There is a sense of cautious optimism, albeit tinged with realism. The previous three rounds of talks achieved, in the words of Chinese officials, a “positive consensus” and helped stabilize the trade relationship. Yet, as the People’s Daily commentary warned, “always thinking about taking ‘advantage’ and making the other side ‘suffer losses’ is by no means a way for long-term coexistence.” The message is clear: China expects mutual respect and equal consultation, not unilateral pressure.

At home, President Trump faces his own set of challenges.
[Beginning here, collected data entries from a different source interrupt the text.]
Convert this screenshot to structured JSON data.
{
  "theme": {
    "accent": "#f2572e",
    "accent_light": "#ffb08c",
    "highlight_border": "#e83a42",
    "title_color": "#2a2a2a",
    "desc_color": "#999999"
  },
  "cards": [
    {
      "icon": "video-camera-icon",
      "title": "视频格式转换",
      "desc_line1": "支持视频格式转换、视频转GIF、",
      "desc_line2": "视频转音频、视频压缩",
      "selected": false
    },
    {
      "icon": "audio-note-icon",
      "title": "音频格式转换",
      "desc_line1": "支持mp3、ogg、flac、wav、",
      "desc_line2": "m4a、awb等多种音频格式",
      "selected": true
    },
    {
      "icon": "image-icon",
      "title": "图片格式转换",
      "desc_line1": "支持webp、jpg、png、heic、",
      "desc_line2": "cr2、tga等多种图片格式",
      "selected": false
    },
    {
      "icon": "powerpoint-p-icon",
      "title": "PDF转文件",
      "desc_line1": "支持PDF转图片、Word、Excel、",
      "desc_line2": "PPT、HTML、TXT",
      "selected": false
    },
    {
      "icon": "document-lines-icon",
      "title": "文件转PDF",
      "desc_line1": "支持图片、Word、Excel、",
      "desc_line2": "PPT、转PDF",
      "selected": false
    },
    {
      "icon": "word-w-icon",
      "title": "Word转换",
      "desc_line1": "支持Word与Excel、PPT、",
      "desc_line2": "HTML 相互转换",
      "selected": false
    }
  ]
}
His tariffs on Chinese imports have contributed to persistent inflation, prompting the Federal Reserve to consider interest rate cuts in an effort to stimulate growth—though such moves can also fuel further inflation. The economic stakes are high for American consumers and businesses alike, many of whom rely on Chinese goods and supply chains. With the November tariff truce set to expire, the outcome of these talks could have far-reaching consequences for everything from the price of smartphones to the stability of global markets.

For now, all eyes are on Madrid. The next few days will determine not only the fate of TikTok in the U.S., but also the trajectory of the world’s most consequential economic relationship. As both sides sit down at the negotiating table, the hope is that dialogue—not brinkmanship—will prevail.

Whatever the outcome, the message from both capitals is unmistakable: the stakes are too high for either side to walk away lightly.